И это последний акт и результат низшего национального атеизма, поскольку он не может отрицать солнце, по крайней мере, стремиться обходиться без него; омрачать день на небесах дымом и продлевать танцы и советы ночью с помощью свечей, пока, наконец, не возрадуется — Dixit insipiens in corde suo, non est Sol.

105. Что ж, скольжение змеи и устройство змеи, признаем, исходят от солнца. Полет голубя и его безвредность — они тоже?

Полет — да, безусловно. Невинность? — Это новый вопрос. Как насчет этого? Между движением и отсутствием движения — нет, между смыслом и бессмыслицей — разница, говорим мы, заключается в силе Аполлона; но между злобой и невинностью, где мы найдем корень этого различия?

106. Вы когда-нибудь задумывались, сколько буквальной правды в словах: «Светильник для тела есть око. Если око твое будет худо» — и так далее? Как может око быть худым? Как, если оно худо, оно может наполнить всё тело тьмой?

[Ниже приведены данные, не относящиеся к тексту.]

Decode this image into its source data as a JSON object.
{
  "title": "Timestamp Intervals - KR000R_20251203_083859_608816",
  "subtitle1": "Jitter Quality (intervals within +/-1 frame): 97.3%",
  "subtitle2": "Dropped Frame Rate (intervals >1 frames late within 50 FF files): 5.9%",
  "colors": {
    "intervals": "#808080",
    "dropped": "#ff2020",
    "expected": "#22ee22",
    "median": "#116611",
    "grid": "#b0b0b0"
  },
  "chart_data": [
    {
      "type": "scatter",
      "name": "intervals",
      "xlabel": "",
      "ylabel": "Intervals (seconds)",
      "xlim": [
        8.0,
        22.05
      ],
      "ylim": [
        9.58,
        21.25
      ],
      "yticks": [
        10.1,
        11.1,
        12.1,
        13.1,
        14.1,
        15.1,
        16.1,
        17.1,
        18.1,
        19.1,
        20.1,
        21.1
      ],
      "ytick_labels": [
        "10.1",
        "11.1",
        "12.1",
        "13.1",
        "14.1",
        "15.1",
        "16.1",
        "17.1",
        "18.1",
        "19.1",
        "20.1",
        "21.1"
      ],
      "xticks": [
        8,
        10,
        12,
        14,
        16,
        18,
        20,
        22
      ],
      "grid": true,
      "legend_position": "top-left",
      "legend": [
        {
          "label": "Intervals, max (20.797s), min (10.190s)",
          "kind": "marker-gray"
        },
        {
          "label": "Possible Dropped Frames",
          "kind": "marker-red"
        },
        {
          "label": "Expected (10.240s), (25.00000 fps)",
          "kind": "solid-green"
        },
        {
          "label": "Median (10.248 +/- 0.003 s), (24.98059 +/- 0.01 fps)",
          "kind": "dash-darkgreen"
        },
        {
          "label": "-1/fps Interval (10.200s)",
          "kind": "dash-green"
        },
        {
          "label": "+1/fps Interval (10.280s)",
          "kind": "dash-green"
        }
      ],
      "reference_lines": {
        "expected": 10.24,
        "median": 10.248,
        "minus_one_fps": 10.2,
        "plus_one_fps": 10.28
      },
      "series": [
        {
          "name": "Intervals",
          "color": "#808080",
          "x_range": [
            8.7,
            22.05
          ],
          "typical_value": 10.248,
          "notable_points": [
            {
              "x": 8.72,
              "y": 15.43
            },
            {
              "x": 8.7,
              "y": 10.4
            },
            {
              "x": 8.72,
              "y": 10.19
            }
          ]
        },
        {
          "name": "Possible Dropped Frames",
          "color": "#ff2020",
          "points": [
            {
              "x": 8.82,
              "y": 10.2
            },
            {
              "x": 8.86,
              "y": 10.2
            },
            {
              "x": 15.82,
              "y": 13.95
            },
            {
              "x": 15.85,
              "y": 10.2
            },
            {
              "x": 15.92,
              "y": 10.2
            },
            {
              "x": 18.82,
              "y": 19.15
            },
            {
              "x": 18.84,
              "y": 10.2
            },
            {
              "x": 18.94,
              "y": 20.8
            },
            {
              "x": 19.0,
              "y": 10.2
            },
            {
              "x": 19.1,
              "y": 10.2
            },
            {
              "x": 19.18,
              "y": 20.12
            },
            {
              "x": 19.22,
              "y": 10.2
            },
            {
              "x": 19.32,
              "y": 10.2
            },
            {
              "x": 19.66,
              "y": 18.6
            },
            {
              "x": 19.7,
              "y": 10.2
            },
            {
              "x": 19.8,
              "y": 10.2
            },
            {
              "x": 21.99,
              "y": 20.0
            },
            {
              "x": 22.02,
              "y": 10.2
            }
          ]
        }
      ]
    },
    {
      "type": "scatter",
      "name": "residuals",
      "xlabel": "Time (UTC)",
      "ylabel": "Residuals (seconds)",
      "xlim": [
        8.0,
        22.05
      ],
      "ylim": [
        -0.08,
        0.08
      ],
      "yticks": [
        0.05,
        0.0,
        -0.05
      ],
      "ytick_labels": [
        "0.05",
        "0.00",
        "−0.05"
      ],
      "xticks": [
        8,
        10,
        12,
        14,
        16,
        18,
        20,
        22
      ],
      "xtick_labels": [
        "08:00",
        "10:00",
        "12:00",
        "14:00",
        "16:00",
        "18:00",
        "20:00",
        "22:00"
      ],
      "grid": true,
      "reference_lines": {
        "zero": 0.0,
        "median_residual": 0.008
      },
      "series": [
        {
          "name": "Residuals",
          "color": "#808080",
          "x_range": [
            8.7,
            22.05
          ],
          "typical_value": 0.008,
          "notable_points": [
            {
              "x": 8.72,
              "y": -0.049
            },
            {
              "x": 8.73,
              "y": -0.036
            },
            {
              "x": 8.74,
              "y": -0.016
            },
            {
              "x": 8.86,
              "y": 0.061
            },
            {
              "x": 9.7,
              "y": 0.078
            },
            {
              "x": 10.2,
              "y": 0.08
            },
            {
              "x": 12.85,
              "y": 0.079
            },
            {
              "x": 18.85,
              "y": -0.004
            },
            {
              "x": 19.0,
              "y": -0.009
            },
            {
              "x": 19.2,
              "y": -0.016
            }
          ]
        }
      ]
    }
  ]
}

Что значит иметь тело, полное тьмы? Это не может означать просто быть слепым. Слепым вы можете упасть в канаву, если будете двигаться; но вы можете быть в порядке, если находитесь в покое. Но быть с худым оком — разве это не хуже, чем не иметь глаз? И вместо того, чтобы быть только во тьме, иметь тьму в себе, переносную, совершенную и вечную?

107. Что ж, чтобы добраться до смысла, мы можем, действительно, теперь обратиться к физической науке и попросить ее помочь нам. Сколько видов глаз существует? Вы, студенты физических наук, должны быть в состоянии рассказать это нам, художникам. Мы лишь смутно знаем внешний вид и выражение глаз. Мы видим, пытаясь рисовать бесконечно гротескных существ вокруг нас, какое бесконечное разнообразие инструментов у них есть; но вы знаете гораздо лучше нас, как эти инструменты сконструированы и направлены. Вы знаете, как некоторые вращаются в своих гнездах независимо друг от друга, выступают в близорукости на костяных пирамидах, размахивают на концах рогов, усеяны по спинам и плечам, выдвигаются на концах усиков, чтобы прокладывать путь голове, или сжаты в бугорки в углах губ. Но как существа видят всеми этими глазами?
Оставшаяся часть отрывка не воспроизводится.